1. What is your day like working for the MSPCA?
I oversee and manage the departments within the Animal Protection Division, which include the Adoption Centers, Law Enforcement Department, and Advocacy Department.
2. How long have you been working for the MSPCA?
I’ve been working with the MSPCA for 20 years. (Yikes! that’s a long time!) Before my current position, I managed 3 of the Adoption Centers—5 years in Boston, 3 years in Brockton and 6 ½ years in Methuen.
3. Have you always wanted to do this type of work?
I really didn’t get “addicted” to this type of work until I was in college and started volunteering at my local Humane Society in Wisconsin. I fell in love with the work almost immediately. Volunteering turned into a part time animal care position, and when the Education Coordinator position became available I was offered…and accepted… it. It was in this position that I realized how much work there was to do for animals…and people… and knew it would become a career for me.
How have your duties and responsibilities changed going from working at a
single shelter to overseeing all of the shelters?
I’m not involved as much in the daily operations of an individual shelter. I’m more responsible for developing and evaluating short and long range plans and goals for the Animal Protection Division, and I manage programs, budget, and personnel for the division.
5. What changes have you seen at the MSPCA since you began working there?
The most significant change over the past 20 years has been the number of animals that our Shelters have taken in and our adoption rates. In the early 90s, the MSPCA was taking in approximately 38,000 animals, and our overall adoption rate was 35- 40%. In 2009, we took in about 18,000 animals, and our adoption rate has increased to 72%. This is a result of a lot of community outreach, education, development of wonderful volunteer and foster care programs and implementation of affordable spay/neuter programs. A lot of people worked extremely hard over those years to make these changes happen. Even though we work on behalf of animals, this is really more about changing people’s attitude toward them….the need for responsible care and helping them to understand just how precious and special animals are in our lives.
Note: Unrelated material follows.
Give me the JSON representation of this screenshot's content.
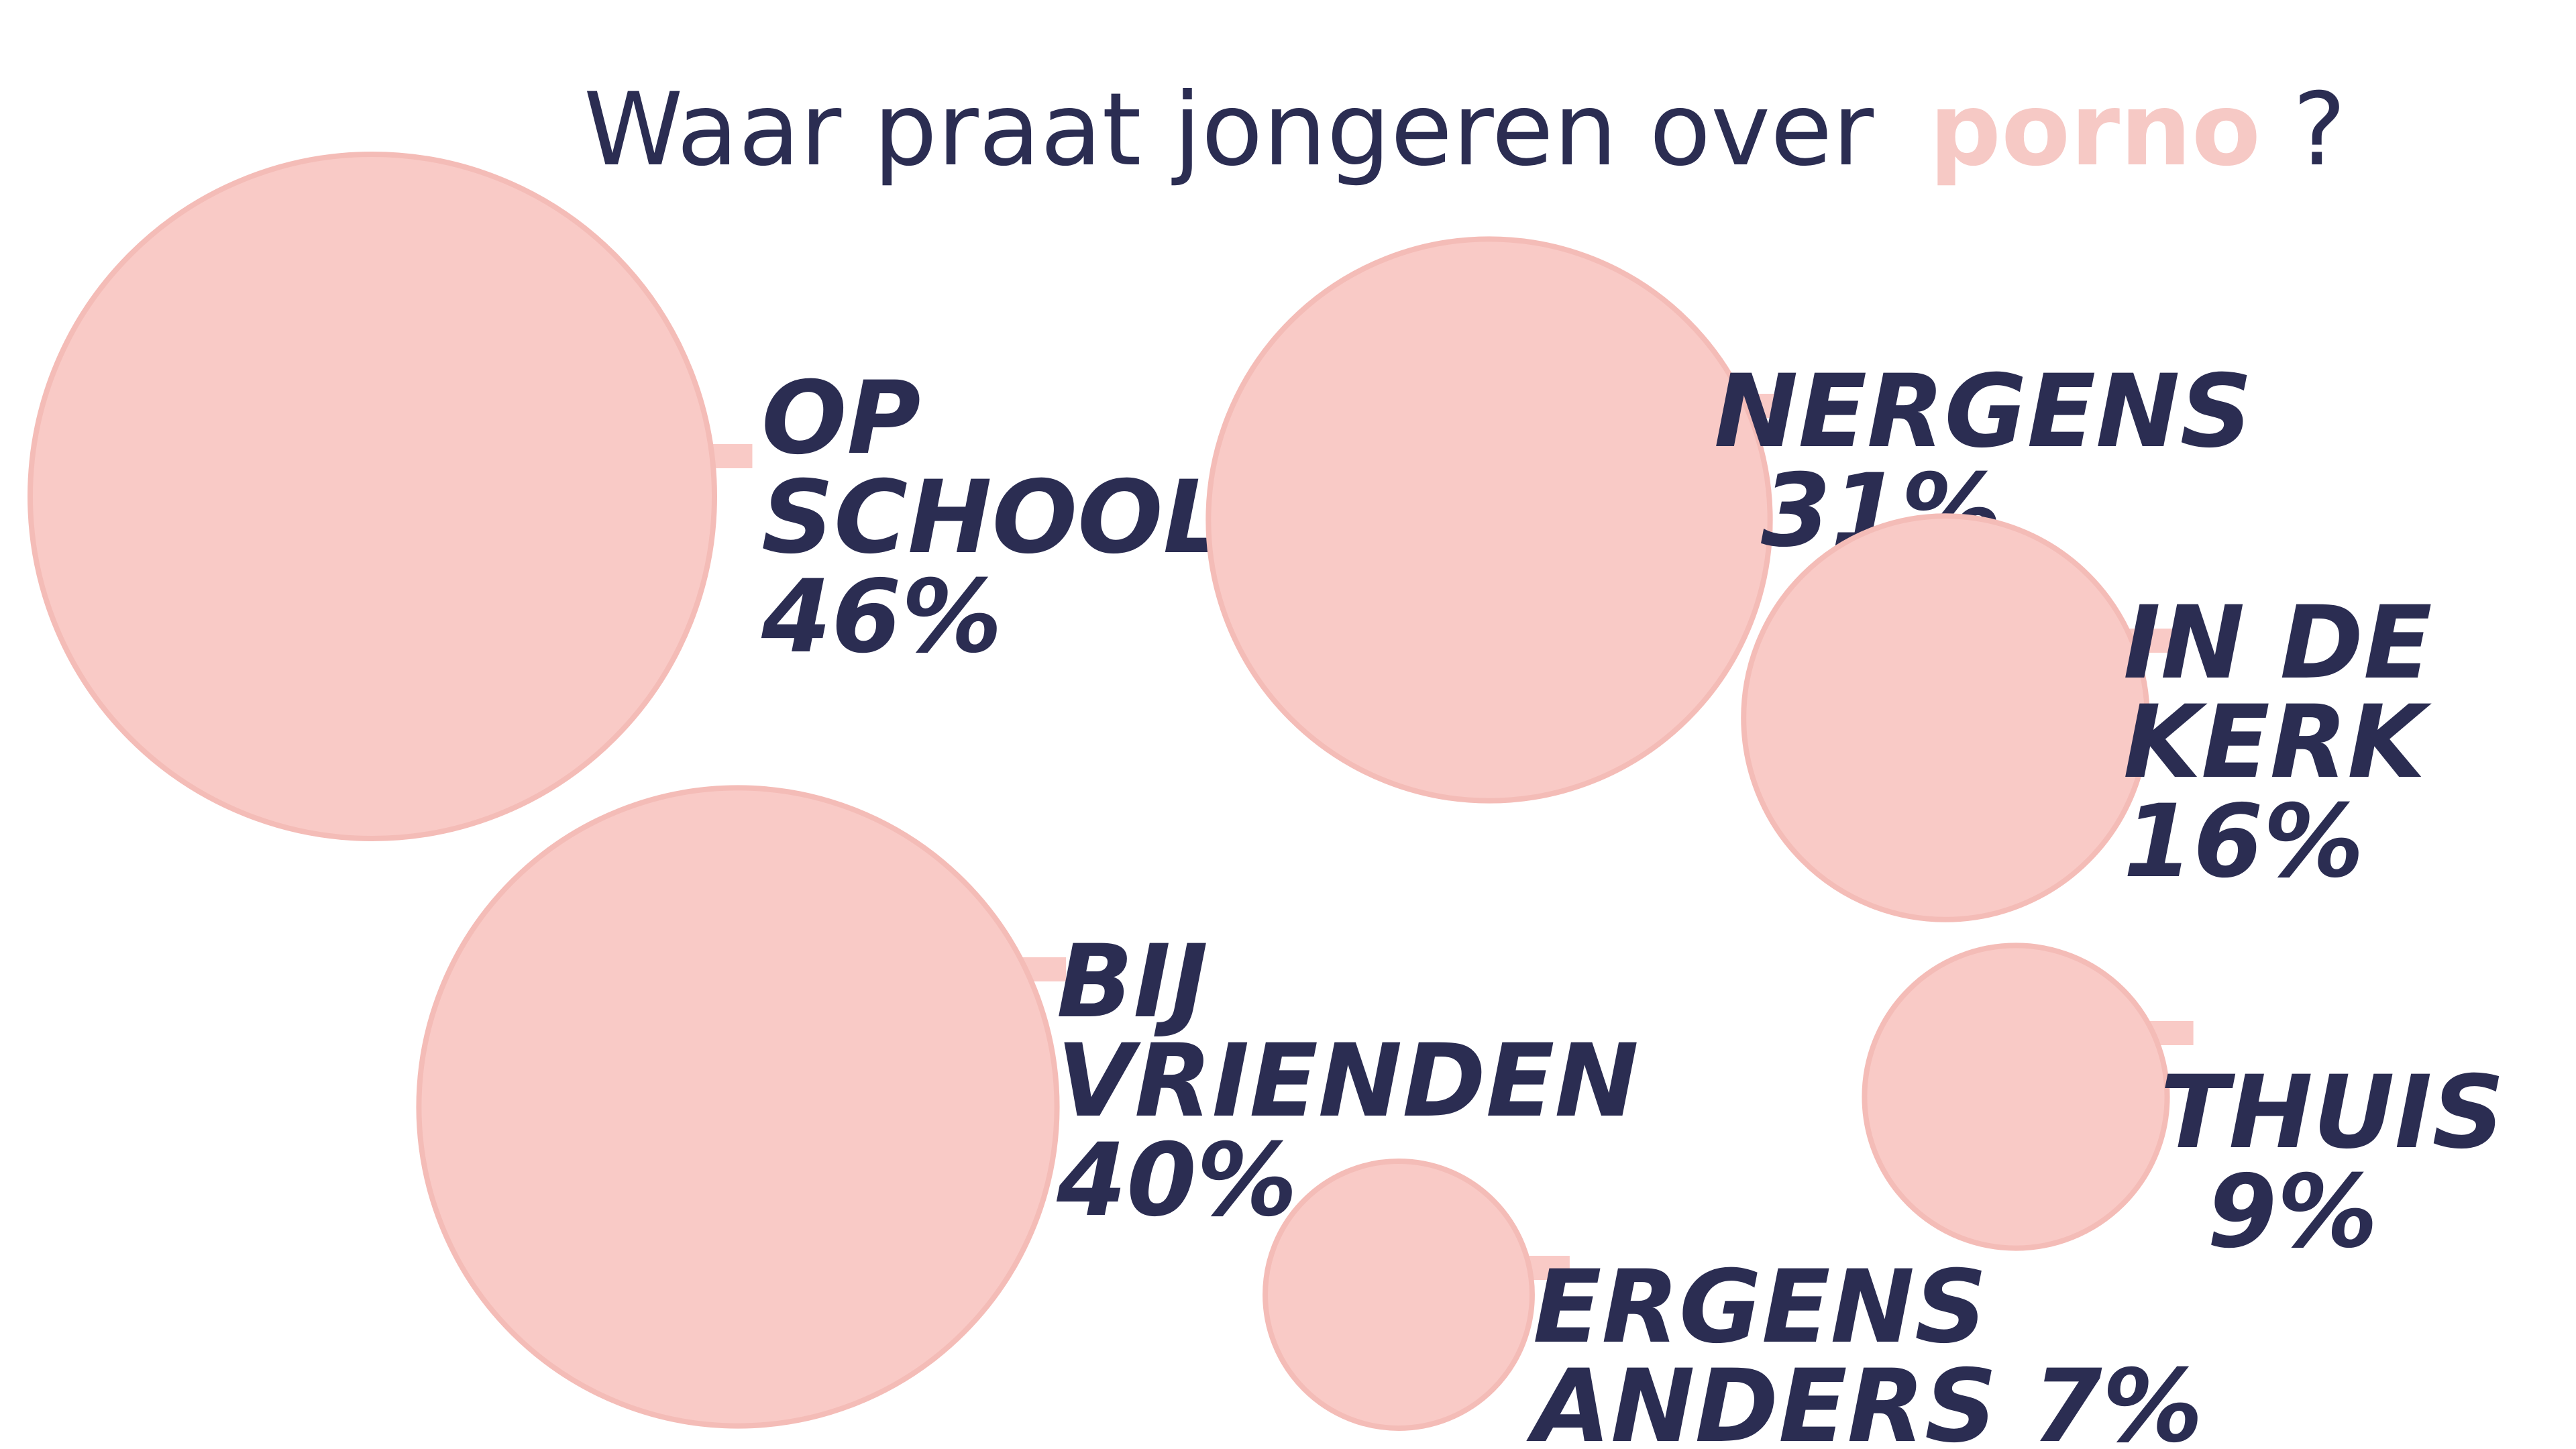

6. In such a high leadership position, do you still get to interact with the animals at the shelters or is your work more about interacting with people?
My job definitely has become more administrative and definitely working more with people than when I managed a Shelter, but I make a point to regularly spend time in the shelters, working with staff and animals. It’s important for me to stay engaged in the “hands on” work to some degree. It is incredibly rewarding.
What’s the hardest part of your job?
We see a lot of sad things in our work…unwanted, neglected and abused animals…and it’s easy to get angry and frustrated with people. One of the hardest things for me both managing a shelter and in my current position is continuously keeping staff positive and constructive in dealing with people. If we can’t work well with people, we can’t work well for animals.
8. What’s the most rewarding part of your job?
The fact that we’re creating real change for animals…on all levels…every single day. Sometimes it’s as simple as pulling a warm blanket out of the dryer and giving it to a scared cat that just came into the shelter…or seeing an elderly dog that’s been in the adoption room for months finally walk out the door heading to his new home.
Sometimes it’s harder and takes longer… like working with others to find the resources to implement new programs that will benefit animals, but every day, we’re making a difference in an animal’s life….and that is genuinely rewarding.
9. How has the downturn of the economy affected the shelters?
The MSPCA had to close 3 of our Adoption Centers in the past year because of the poor economy. That was extremely difficult, but there is some good news. We worked very hard with people in those communities that were affected and helped them to develop new local non-profit organizations that now have taken over those shelters’ operations. They are still using the MSPCA buildings so animals continue to be helped and people continue to have a resource in those communities.
10. What kind of special education or training do people need to do what you do?
A bachelor degree in Science, Education, Business or related field is recommended Strong management, development, and organizational skills are important…and necessary, but I think the most important quality needed to work in animal welfare is interpersonal skills…genuinely wanting to work with people in order to help animals.
Do you have any pets?
I have an extremely cute yellow lab mix that came into the Boston Shelter as a stray several years ago. Her name is Dandy and she is about 8 years old. I also have 3 cats. Tim and Smudge were adopted from the Methuen Shelter many years ago. They are older, but healthy and happy. Avery was adopted from the Boston Shelter about 6 years ago. He’s 13 and is a tad overweight…he’s constantly on a diet!
12. What do you think about pit bulls wearing fashionable pink sweaters (ie. Comet of Comet’s Corner)?
I think fashionable sweaters are awesome for pit bulls, however, I do believe there are far more appropriate colors than pink. I think if Comet had all the colors in the world to choose from she’d go with a warm pastel sea green or a robin’s egg blue….or perhaps even a candy apple red!